# Hunters



## REBerg (Feb 2, 2016)

Hmm. ISIS with an alien twist?


----------



## Juliana (Feb 8, 2016)

I saw one of the trailers the other day... Not really my usual sort of thing but looks like it might be interesting. I'll probably give it a shot.


----------



## REBerg (Apr 19, 2016)

Two episodes in, I'm finding this series a little creepy; but it's holding my interest.


----------



## Juliana (Apr 19, 2016)

I watched the pilot but wasn't keen. It was a little too creepy and I thought the plot was weak to non-existant (and I'm pretty tolerant!).


----------



## Droflet (Apr 19, 2016)

Mr Berg, you didn't mention this was on Sci Fi. I'll give it a bit more of a chance but I'm not overly hopeful. We'll see.


----------



## REBerg (Apr 19, 2016)

Juliana said:


> I watched the pilot but wasn't keen. It was a little too creepy and I thought the plot was weak to non-existant (and I'm pretty tolerant!).

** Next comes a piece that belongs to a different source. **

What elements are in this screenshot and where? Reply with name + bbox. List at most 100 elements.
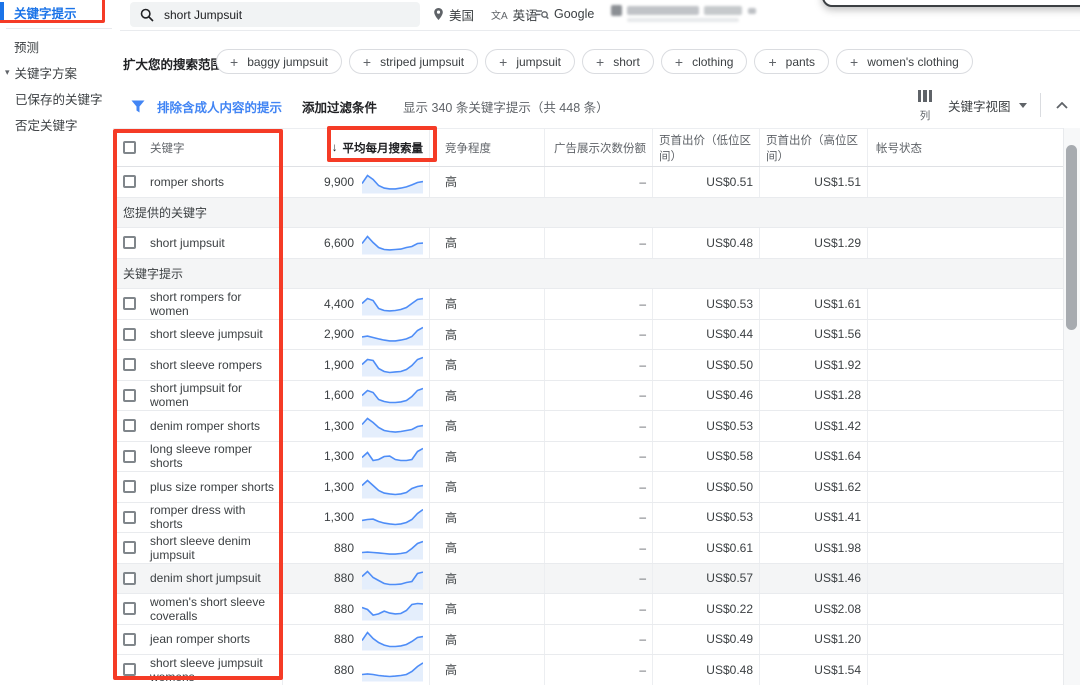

I haven't taken it off my recording schedule, yet. It may get pushed out by more worthy programs in the near future.


----------



## REBerg (Apr 29, 2016)

Dumped this one. More horror than scifi. Not a high enough reward-to-gore ratio.


----------



## Droflet (May 1, 2016)

I've just watched the third episode and there's enough here to give this a try.


----------